High-wind events like tornadoes can happen quickly with little warning, and the results can be devastating. However, there are steps you can take to reduce damage.
If you are currently under a tornado watch or warning, visit www.ready.gov/tornadoes to learn how to stay safe.
Enhanced Fujita Scale (EF Scale)
Narrowing the Path of Damage
This illustration shows part of the path of the 2013 tornado that devastated Moore, Oklahoma. IBHS engineers believe it is possible to virtually eliminate damage in EF-0 and EF-1 areas, and dramatically mitigate damage in EF-2 areas. How? By strengthening building codes and by implementing IBHS’s FORTIFIED Home™–High Wind program.
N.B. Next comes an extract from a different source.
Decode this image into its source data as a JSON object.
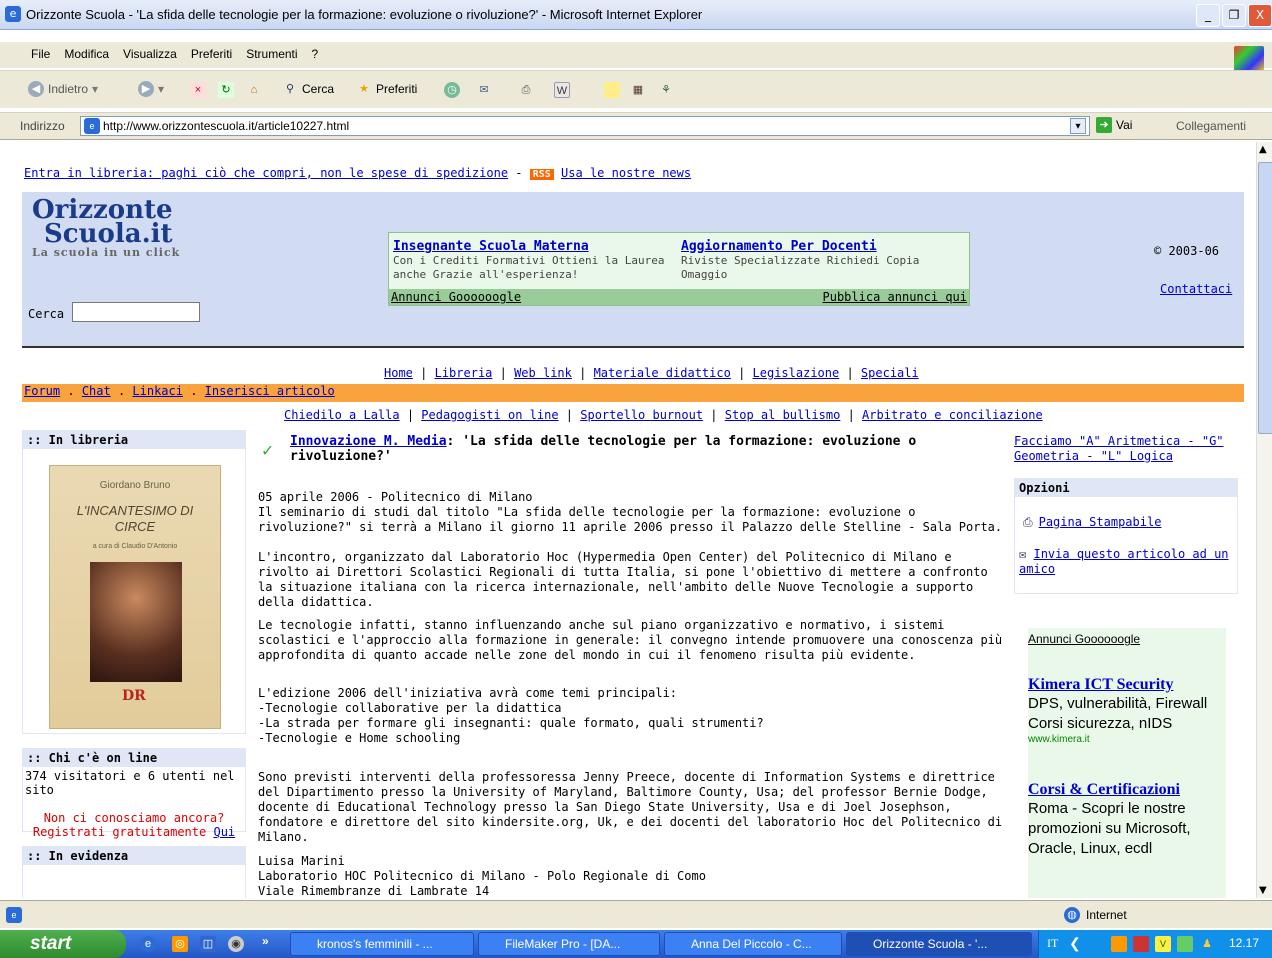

Learn more about making your home stronger and more resilient against high winds at DisasterSafety.org/fortified.
Here are some additional steps you can take now to reduce damage from high winds.
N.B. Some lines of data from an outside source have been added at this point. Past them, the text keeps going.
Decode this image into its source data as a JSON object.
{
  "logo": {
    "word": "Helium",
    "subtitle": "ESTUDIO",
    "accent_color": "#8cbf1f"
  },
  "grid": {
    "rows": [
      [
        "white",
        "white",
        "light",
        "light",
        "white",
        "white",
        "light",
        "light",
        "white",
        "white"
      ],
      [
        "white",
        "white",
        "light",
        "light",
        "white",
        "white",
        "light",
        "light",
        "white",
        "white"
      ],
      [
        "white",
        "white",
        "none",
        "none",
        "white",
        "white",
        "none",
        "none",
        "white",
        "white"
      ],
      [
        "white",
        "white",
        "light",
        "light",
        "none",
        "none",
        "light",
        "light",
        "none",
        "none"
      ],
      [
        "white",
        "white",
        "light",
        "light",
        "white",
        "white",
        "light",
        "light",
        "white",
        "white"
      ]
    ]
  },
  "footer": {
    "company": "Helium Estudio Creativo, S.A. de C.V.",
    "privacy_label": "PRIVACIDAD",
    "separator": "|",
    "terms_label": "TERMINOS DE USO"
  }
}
- Inspect for and repair any damage to your roof. An already damaged roof can result in even more costly damage later.
- Have porches, carports, entryway canopies, storage sheds, and other structures attached to your home inspected to make sure they are firmly attached and in sound structural condition.
- Remove trees and branches that could fall on your home or become flying debris.
- When a tornado threatens: close all windows, exterior doors, and interior doors to (1) reduce the entry of rain and flying debris, and (2) reduce wind forces on the roof. Openings allow air pressure to build up inside a structure like a balloon. This puts internal pressure on the roof, and once the roof fails, the entire structure can fail within seconds.